The Topkapı Dagger is an emerald-studded curved dagger, known as a jambiya, created in 1746 by Ottoman craftsmen to be given as a gift to the Shah of Persia.

== Commission and provenance ==
The dagger was commissioned by the Ottoman Sultan Mahmud I (r. 1730–54) as a peace offering to the Shah of Iran, Nadir Shah (r. 1736-47). It was among several valuable gifts that was carried by Ahmad Pasha Kesrieli, accompanied by 1,000 retainers. As the embassy traveled en route to the border of Persia, the Ottoman ambassadors learned of the assassination of the Shah (20 June 1747) and returned to Istanbul with the dagger. It is interesting to note that on the eve of his death, Nadir Shah dispatched an assemblage of splendid gifts for Mahmud I, the Ottoman sultan, including pearls from the Persian Gulf, a Mughal throne bedecked with jewels, and two dancing Mughal elephants. Since the Ottoman embassy returned to Istanbul with the gift, Nadir Shah's gift-exchange was only one-sided.

The dagger is housed in the Imperial Treasury, located in the Third Court of the Topkapı Palace in Istanbul, Türkiye.

== Description and significance ==
The sheath of the dagger is adorned with many smaller-sized diamonds that are rose-cut, as well as a polychrome enameled section that is decorated with baskets filled with fruit. Three large Colombian emeralds are set into the gold hilt. The pommel of the dagger has an English watch embedded that is covered by another large emerald.

In Ottoman culture, daggers and swords, along with horses, played an important role in both the military and religious spheres, reinforcing one's legitimization, authority, and leadership. This symbolic role of daggers was not limited to men, as women of high rank carried them too.

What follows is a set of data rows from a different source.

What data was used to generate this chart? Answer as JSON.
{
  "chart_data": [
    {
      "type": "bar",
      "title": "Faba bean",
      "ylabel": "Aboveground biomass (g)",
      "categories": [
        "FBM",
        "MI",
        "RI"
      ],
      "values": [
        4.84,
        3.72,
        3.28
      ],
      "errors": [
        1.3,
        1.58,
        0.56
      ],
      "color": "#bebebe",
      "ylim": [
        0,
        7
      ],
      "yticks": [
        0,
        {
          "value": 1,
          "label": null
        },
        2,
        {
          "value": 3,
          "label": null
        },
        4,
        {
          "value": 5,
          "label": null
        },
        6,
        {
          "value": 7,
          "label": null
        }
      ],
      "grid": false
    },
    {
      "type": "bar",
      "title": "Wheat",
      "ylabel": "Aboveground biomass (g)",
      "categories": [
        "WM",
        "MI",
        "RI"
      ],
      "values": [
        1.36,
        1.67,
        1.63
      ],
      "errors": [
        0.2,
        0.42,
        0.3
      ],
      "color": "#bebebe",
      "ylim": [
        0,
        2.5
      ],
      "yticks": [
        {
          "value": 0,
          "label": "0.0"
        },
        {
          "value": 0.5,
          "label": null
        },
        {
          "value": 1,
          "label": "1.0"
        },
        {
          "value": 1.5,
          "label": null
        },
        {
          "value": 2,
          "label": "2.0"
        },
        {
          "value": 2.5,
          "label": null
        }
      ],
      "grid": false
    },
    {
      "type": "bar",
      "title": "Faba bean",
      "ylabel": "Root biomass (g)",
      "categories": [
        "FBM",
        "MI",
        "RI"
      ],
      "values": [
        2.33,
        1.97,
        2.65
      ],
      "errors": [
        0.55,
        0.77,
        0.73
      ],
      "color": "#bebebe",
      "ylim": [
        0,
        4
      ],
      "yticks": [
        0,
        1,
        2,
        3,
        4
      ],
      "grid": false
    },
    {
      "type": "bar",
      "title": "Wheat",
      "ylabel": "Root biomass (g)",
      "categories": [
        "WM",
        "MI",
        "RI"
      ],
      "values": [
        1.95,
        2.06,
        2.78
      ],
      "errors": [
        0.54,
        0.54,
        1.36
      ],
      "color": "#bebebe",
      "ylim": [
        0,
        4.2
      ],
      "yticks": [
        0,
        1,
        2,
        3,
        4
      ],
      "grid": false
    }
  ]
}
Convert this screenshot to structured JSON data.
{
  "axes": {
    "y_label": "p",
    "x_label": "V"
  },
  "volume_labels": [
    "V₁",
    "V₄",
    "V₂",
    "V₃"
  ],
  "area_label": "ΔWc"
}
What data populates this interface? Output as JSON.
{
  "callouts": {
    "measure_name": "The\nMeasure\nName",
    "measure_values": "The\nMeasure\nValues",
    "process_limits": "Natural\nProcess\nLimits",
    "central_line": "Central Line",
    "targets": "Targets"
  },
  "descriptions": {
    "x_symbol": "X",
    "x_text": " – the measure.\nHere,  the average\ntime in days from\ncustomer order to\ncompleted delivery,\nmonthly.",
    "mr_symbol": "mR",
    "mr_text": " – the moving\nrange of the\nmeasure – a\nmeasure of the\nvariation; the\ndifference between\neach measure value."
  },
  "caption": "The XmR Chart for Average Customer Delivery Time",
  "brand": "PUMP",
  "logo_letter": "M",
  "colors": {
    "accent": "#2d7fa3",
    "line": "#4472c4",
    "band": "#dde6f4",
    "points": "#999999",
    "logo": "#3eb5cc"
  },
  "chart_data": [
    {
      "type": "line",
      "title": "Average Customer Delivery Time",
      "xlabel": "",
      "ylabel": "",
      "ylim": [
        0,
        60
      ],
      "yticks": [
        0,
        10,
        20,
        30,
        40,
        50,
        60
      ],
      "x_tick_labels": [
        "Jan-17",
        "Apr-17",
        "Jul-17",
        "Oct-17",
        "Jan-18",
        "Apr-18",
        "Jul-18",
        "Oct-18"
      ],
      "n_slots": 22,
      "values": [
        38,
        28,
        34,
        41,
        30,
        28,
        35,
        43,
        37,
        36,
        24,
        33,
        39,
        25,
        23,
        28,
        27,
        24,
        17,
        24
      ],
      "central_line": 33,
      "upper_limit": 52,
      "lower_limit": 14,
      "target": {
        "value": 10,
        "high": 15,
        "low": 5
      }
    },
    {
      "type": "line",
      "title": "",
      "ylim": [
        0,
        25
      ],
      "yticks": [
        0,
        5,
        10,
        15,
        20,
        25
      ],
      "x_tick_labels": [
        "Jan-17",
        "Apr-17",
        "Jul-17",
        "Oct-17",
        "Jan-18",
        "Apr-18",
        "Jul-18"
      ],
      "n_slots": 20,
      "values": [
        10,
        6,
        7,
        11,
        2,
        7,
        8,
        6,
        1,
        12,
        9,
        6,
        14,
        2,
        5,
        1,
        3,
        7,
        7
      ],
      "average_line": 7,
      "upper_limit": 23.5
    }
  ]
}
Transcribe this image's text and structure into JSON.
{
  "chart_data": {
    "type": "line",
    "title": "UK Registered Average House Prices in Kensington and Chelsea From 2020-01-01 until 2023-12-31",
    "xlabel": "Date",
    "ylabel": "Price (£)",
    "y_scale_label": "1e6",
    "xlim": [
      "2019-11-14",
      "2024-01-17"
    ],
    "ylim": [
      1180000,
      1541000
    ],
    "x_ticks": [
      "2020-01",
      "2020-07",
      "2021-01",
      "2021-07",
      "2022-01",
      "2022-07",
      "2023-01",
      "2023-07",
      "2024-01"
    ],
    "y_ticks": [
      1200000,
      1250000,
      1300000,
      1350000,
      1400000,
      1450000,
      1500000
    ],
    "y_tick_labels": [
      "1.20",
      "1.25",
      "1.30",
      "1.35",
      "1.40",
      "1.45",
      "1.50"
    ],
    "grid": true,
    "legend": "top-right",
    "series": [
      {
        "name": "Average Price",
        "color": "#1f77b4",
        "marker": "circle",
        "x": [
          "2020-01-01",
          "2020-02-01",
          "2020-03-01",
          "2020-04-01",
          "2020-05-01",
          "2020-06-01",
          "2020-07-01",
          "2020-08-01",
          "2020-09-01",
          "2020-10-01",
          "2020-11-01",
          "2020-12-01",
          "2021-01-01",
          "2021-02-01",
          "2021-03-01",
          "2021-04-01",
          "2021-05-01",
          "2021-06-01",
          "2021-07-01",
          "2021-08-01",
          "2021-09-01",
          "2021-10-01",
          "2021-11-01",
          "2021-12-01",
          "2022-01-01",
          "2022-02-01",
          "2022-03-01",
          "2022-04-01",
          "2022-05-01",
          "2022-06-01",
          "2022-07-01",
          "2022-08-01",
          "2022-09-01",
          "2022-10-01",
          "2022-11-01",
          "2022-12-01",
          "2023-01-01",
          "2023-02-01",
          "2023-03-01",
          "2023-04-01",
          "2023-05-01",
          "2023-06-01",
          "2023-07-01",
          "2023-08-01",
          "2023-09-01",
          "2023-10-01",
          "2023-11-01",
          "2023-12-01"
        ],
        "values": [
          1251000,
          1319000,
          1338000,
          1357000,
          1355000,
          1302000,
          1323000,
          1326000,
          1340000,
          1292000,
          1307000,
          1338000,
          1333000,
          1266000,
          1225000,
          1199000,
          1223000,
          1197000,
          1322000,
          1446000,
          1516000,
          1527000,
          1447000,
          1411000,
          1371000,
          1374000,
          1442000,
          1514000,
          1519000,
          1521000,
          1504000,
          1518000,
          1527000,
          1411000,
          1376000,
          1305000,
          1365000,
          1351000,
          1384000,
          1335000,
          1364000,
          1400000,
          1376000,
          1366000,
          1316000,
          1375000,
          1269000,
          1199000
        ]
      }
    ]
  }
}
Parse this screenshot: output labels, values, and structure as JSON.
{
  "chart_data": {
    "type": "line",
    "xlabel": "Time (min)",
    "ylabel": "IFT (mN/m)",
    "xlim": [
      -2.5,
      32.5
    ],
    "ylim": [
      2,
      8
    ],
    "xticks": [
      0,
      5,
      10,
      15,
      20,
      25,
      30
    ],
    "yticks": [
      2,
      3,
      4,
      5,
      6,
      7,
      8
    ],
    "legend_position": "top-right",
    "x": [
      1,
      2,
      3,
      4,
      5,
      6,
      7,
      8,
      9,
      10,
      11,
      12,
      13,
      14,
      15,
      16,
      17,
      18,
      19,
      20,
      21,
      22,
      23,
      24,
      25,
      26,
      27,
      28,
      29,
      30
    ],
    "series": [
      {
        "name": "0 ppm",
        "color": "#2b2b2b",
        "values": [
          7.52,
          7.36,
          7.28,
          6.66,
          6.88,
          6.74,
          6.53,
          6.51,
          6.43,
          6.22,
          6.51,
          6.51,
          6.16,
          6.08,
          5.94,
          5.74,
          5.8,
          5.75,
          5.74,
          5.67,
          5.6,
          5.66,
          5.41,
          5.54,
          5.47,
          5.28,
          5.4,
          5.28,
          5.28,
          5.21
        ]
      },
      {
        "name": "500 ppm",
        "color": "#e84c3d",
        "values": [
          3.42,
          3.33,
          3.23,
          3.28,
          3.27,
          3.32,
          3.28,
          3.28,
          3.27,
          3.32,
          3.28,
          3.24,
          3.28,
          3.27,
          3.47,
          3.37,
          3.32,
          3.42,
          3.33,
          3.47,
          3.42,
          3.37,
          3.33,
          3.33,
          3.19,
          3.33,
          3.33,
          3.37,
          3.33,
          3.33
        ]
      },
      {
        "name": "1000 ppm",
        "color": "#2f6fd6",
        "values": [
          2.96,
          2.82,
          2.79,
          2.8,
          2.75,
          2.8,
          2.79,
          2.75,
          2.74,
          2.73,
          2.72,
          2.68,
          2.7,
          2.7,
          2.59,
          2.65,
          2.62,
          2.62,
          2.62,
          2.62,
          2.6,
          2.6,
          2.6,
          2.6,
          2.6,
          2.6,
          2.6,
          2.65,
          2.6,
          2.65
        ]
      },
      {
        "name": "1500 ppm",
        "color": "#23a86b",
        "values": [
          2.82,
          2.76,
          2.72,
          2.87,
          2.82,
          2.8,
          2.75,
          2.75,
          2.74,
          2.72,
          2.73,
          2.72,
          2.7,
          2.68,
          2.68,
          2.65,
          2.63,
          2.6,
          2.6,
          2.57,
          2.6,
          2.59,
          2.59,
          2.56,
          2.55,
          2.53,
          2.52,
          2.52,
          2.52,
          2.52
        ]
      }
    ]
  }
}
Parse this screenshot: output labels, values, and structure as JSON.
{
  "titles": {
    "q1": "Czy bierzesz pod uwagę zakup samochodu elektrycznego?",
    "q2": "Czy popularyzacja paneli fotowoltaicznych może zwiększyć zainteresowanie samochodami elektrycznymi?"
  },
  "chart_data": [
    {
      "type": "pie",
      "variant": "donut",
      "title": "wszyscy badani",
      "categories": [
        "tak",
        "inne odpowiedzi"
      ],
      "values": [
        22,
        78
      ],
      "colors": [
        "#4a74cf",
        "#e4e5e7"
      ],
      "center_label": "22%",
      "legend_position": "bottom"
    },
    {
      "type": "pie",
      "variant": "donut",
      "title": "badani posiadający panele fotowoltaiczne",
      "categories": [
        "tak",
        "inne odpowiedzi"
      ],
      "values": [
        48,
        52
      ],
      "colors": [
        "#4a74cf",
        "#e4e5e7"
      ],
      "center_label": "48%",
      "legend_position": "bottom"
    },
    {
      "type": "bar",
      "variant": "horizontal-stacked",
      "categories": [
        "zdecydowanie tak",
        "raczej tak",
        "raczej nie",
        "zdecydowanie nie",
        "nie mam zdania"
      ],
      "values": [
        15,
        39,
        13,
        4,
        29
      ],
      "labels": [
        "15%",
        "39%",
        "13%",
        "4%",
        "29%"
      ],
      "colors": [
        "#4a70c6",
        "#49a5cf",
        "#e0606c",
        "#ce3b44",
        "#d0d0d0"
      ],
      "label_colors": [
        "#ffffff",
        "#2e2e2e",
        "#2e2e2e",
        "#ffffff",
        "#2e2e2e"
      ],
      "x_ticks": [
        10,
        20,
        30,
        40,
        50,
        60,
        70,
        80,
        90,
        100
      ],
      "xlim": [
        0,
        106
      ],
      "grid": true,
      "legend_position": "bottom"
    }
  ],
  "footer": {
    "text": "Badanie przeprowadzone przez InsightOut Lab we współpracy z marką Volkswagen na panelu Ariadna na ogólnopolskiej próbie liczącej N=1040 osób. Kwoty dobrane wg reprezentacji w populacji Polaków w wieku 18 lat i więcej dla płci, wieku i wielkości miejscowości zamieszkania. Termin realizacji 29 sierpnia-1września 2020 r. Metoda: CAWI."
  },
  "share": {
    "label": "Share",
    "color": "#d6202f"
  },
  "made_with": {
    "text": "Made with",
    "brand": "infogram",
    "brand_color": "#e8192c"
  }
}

For Islam, the color green is traditionally considered the color of the Prophet Mohammed and the concept of paradise. Thus, the inclusion of emeralds on gifts to/from Islamic rulers had added significance, since the stone was imbued with a sacredness. Moreover, gifts with emeralds often indicated the wealth, power, and magnificence of the giver. Large emeralds, such as those found on the Topkapı dagger, were mined in the far away lands of the New Kingdom of Granada (now Colombia, near the town Muzo), further adding notions of otherworldliness and novelty. These large and deeply-colored green emeralds had been discovered by the Europeans after Spanish conquistador Gonzalo Jiménez de Quesada's expedition and subsequent conquest of the region in the 1530s. The emeralds in the Topkapı dagger exuded exoticism and the opulence of court life in Islamic empires such as Ottomans, Safavids, and Mughals.

== Cultural depictions ==
The Topkapı Dagger is one of the most famous objects in the collection of the Topkapı Palace Treasury. The dagger was the main theme of Jules Dassin's 1964 comedic heist film Topkapi, in which it became the desired object of the main character, played by Melina Mercouri. She, along with a group of "world-class" jewelry thieves, plot to steal the dagger from the Topkapı Palace.